There isn’t a week that goes by where someone doesn’t ask “So, where are you from?” I always say “pick a state” – because there isn’t really a good answer .
I’ve lived in a lot of states, some by my own design but most because I grew up in a military household. Let me tell you, at no point in time during a military upbringing do you get to suggest where we move next.
Nope. That’s someone else’s job.
So culturally I’m not really from anywhere. Early on, like before I was in 2nd grade, I’d already lived in Wyoming, Ohio, Florida, Texas and Washington state. So I can’t really claim to be a Texan – or a Buckeye.
Then through my school years I lived in Alaska, New Hampshire and Nebraska. So I can’t really say I’m a lifelong Celtics fan, nor can I claim to be a Husker.
But it didn’t stop there. Since high school I’ve lived in Romania, Colorado, Illinois, Arizona and now my second town in Tennessee. At no point in those moves did some “culture” stick. No discernable accent. No regional food preferences. . . it’s like I belong to some Nomadic diaspora to which there is no Facebook fan page.
The only time this “lack of cultural identity” has hurt me was back in high school. I was trying to win a “scholarship” to study in Japan for a semester, like a sister-city exchange program.
My application got selected as a finalist, and the final acceptance hurdle was a trip out to Grand Island, Nebraska for a formal interview. It was clear, immediately, that I was different from the6 or 7 other finalists.
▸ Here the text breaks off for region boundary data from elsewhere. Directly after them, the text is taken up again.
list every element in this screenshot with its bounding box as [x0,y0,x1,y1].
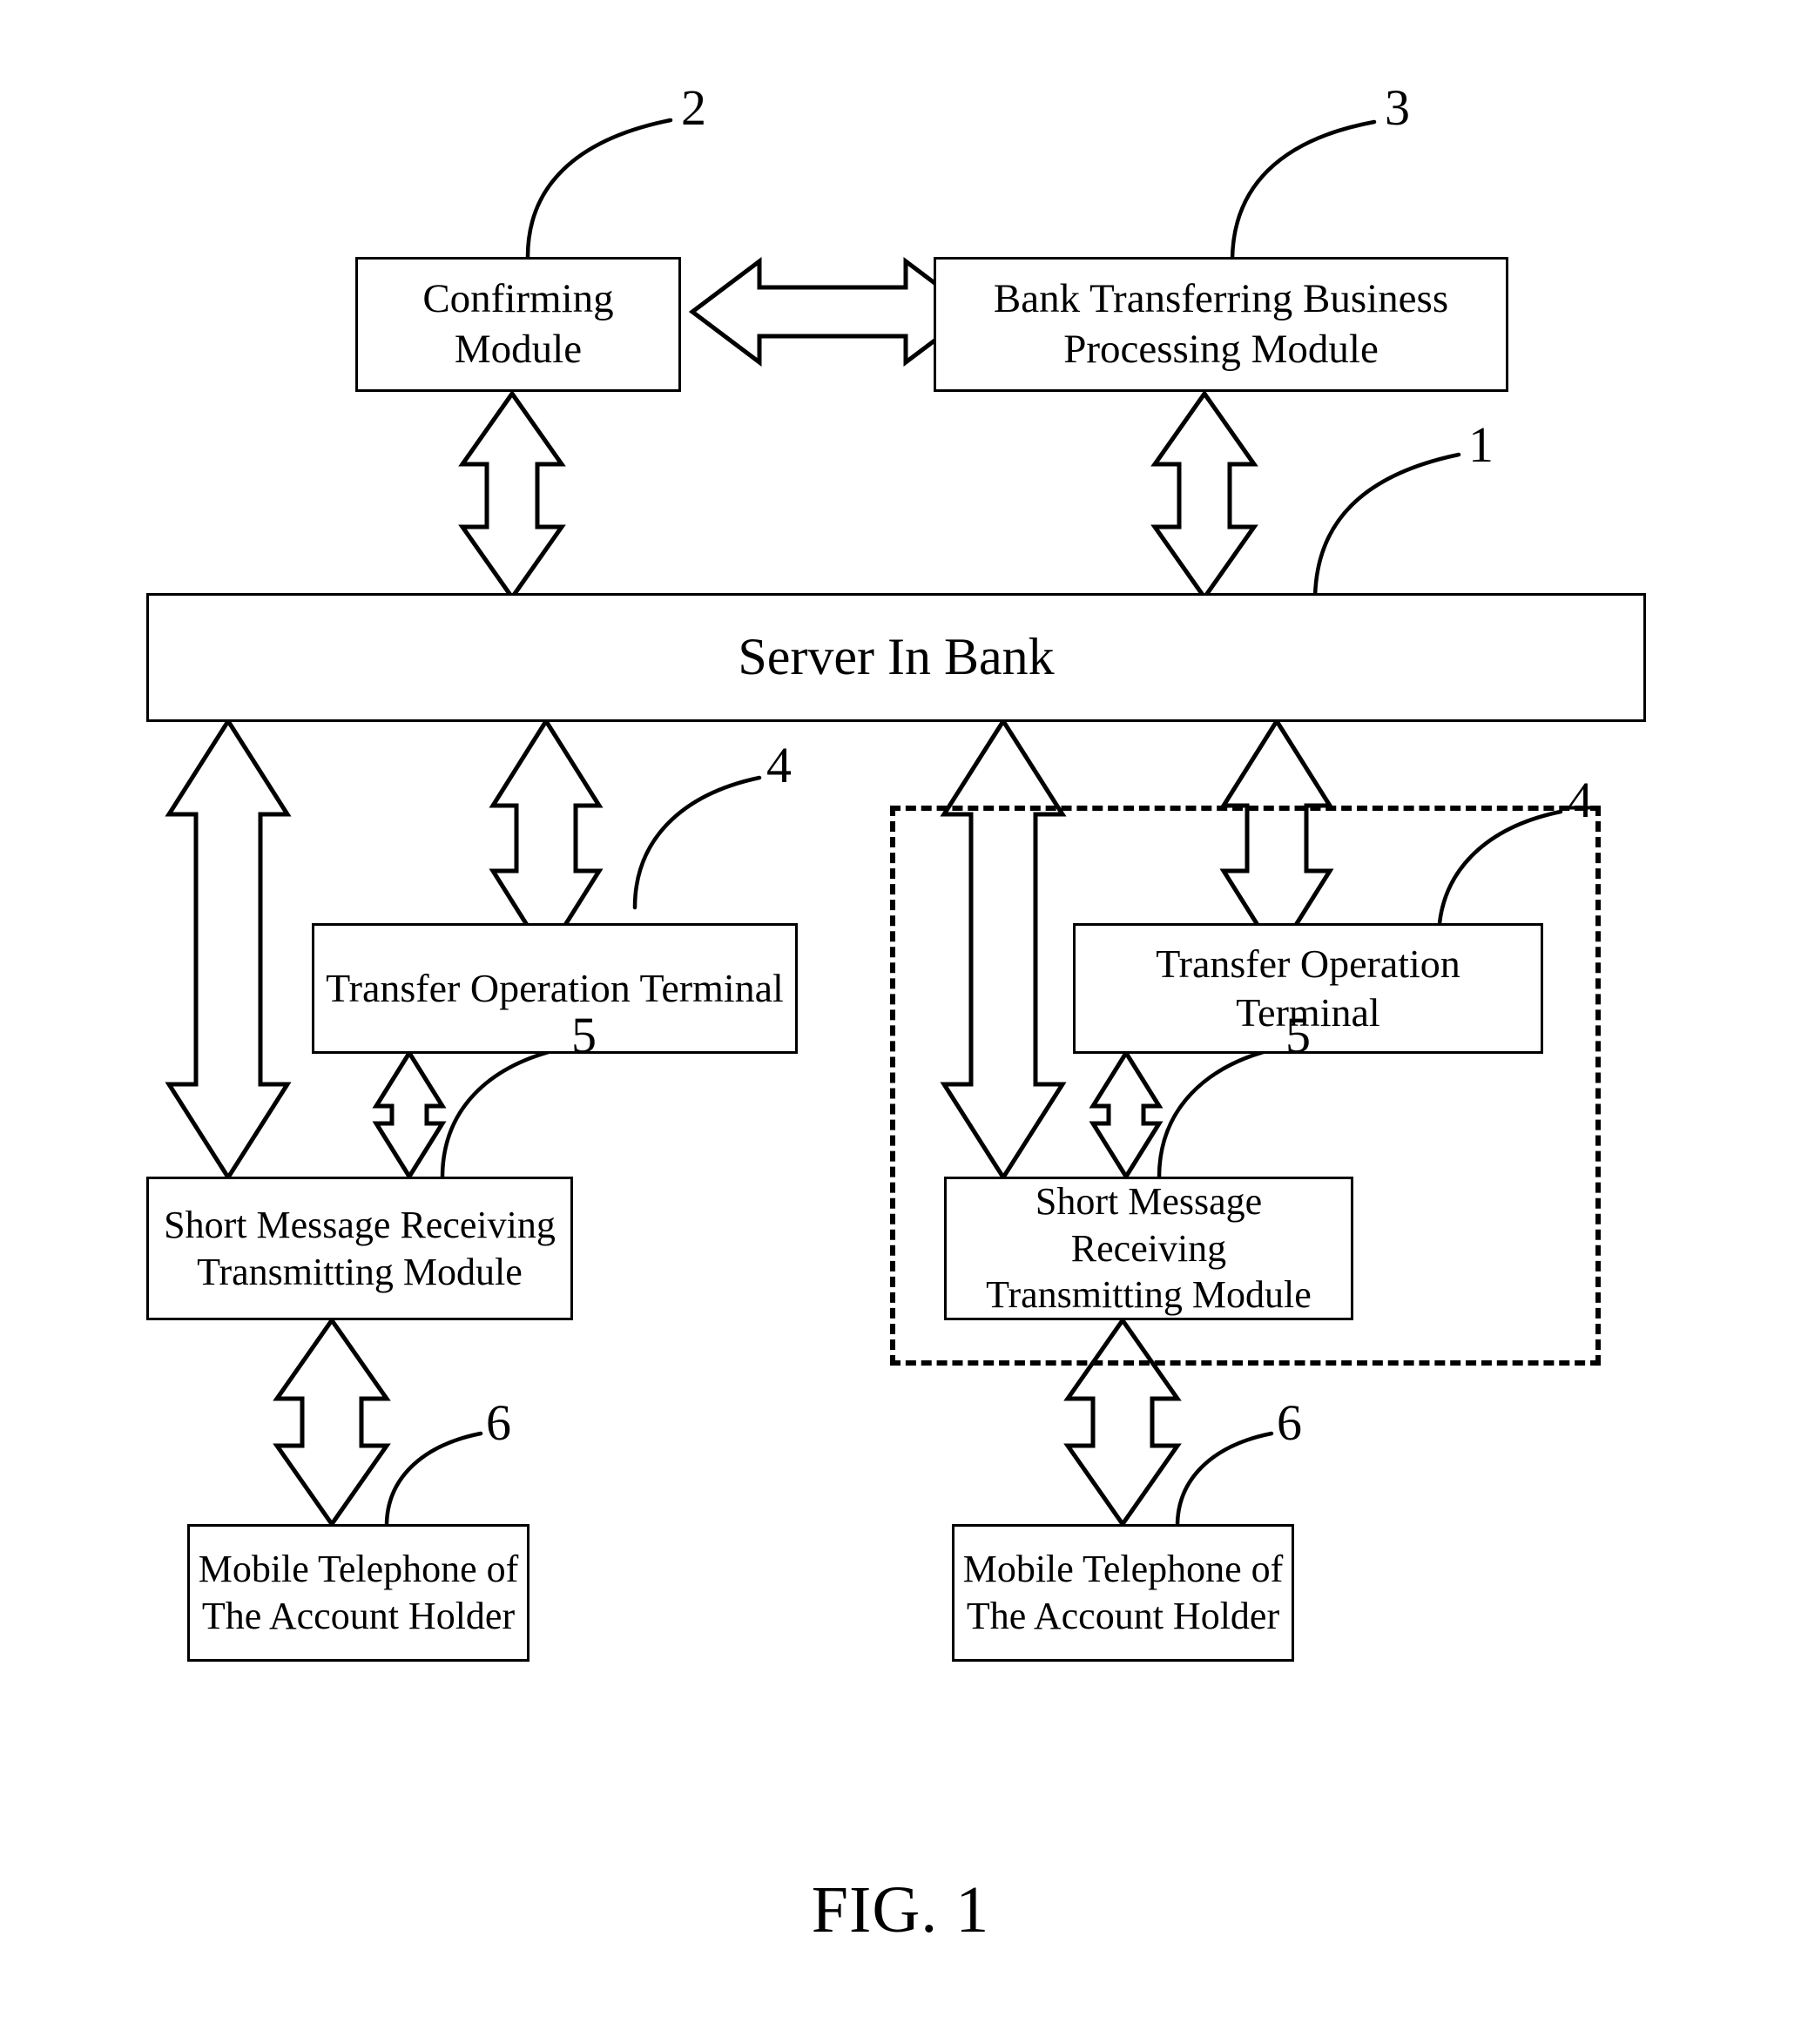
node-sms-module-right-label-line1: Short Message Receiving [1035,1180,1263,1270]
arrow-server-to-terminal-left [489,717,604,960]
node-mobile-phone-right-label-line2: The Account Holder [966,1595,1280,1637]
node-mobile-phone-right-label-line1: Mobile Telephone of [962,1548,1284,1591]
arrow-confirming-to-bank [688,256,977,368]
leader-line-1 [1312,452,1461,604]
node-transfer-operation-terminal-left-label: Transfer Operation Terminal [326,965,784,1010]
figure-caption: FIG. 1 [811,1873,990,1946]
leader-line-3 [1230,119,1377,264]
node-server-in-bank: Server In Bank [146,593,1646,722]
node-sms-module-left: Short Message Receiving Transmitting Mod… [146,1177,573,1320]
node-mobile-phone-right: Mobile Telephone of The Account Holder [952,1524,1294,1662]
node-mobile-phone-left-label-line2: The Account Holder [201,1595,516,1637]
reference-numeral-6-left: 6 [486,1394,511,1451]
reference-numeral-5-right: 5 [1285,1007,1311,1063]
leader-line-6-left [384,1431,483,1528]
leader-line-5-left [440,1045,569,1180]
arrow-server-to-sms-left [165,717,292,1182]
reference-numeral-1: 1 [1468,416,1494,473]
node-bank-processing-module: Bank Transferring Business Processing Mo… [934,257,1508,392]
leader-line-2 [525,118,673,260]
arrow-terminal-left-to-sms-left [372,1049,447,1181]
reference-numeral-5-left: 5 [571,1007,597,1063]
leader-line-4-left [632,775,762,910]
arrow-bank-to-server [1150,389,1258,602]
reference-numeral-4-right: 4 [1568,772,1593,828]
leader-line-6-right [1175,1431,1274,1528]
reference-numeral-4-left: 4 [766,737,792,793]
node-confirming-module: Confirming Module [355,257,681,392]
patent-figure: Confirming Module Bank Transferring Busi… [0,0,1801,2044]
node-transfer-operation-terminal-left: Transfer Operation Terminal [312,923,798,1054]
reference-numeral-2: 2 [681,79,706,136]
node-sms-module-right: Short Message Receiving Transmitting Mod… [944,1177,1353,1320]
node-bank-processing-module-label-line2: Processing Module [1063,326,1379,372]
node-confirming-module-label: Confirming Module [422,276,614,372]
node-server-in-bank-label: Server In Bank [738,628,1055,686]
node-sms-module-right-label-line2: Transmitting Module [986,1273,1312,1317]
arrow-confirming-to-server [458,389,566,602]
node-mobile-phone-left: Mobile Telephone of The Account Holder [187,1524,530,1662]
arrow-sms-left-to-phone-left [273,1316,391,1528]
node-bank-processing-module-label-line1: Bank Transferring Business [993,276,1449,322]
reference-numeral-3: 3 [1385,79,1410,136]
node-mobile-phone-left-label-line1: Mobile Telephone of [198,1548,519,1591]
node-sms-module-left-label-line1: Short Message Receiving [164,1203,556,1246]
reference-numeral-6-right: 6 [1277,1394,1302,1451]
node-sms-module-left-label-line2: Transmitting Module [197,1250,523,1293]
I didn’t own cattle. My family hadn’t lived there for generations, and I wasn’t “corn fed” from birth. I did OK in the interview, but one of the qualifications they spoke about was choosing someone who was a good representative of the state.
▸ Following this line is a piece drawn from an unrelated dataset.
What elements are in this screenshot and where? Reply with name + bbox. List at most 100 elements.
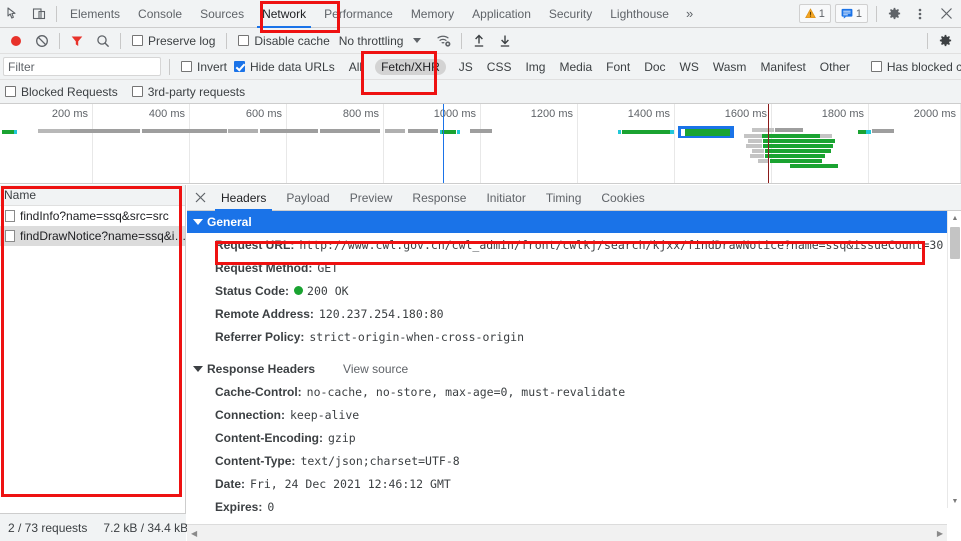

That, I was not. So I, didn’t win.
Other than that, my “cultural disability” has never really come into play. On the flip side, people now ask me about places all the time. And on occasion, I’ve got to catch people lying about having visited a place (No, you didn’t take a boat ride under the Eiffel Tower).
So my cultural heritage is “domestic nomad”, with a little patriotism mixed in. Nevertheless, I don’t regret any of it. It’s my life. One thing I can always guarantee – I’m always looking for the next place.
And now that I’m no longer “growing up military”, I get to choose where.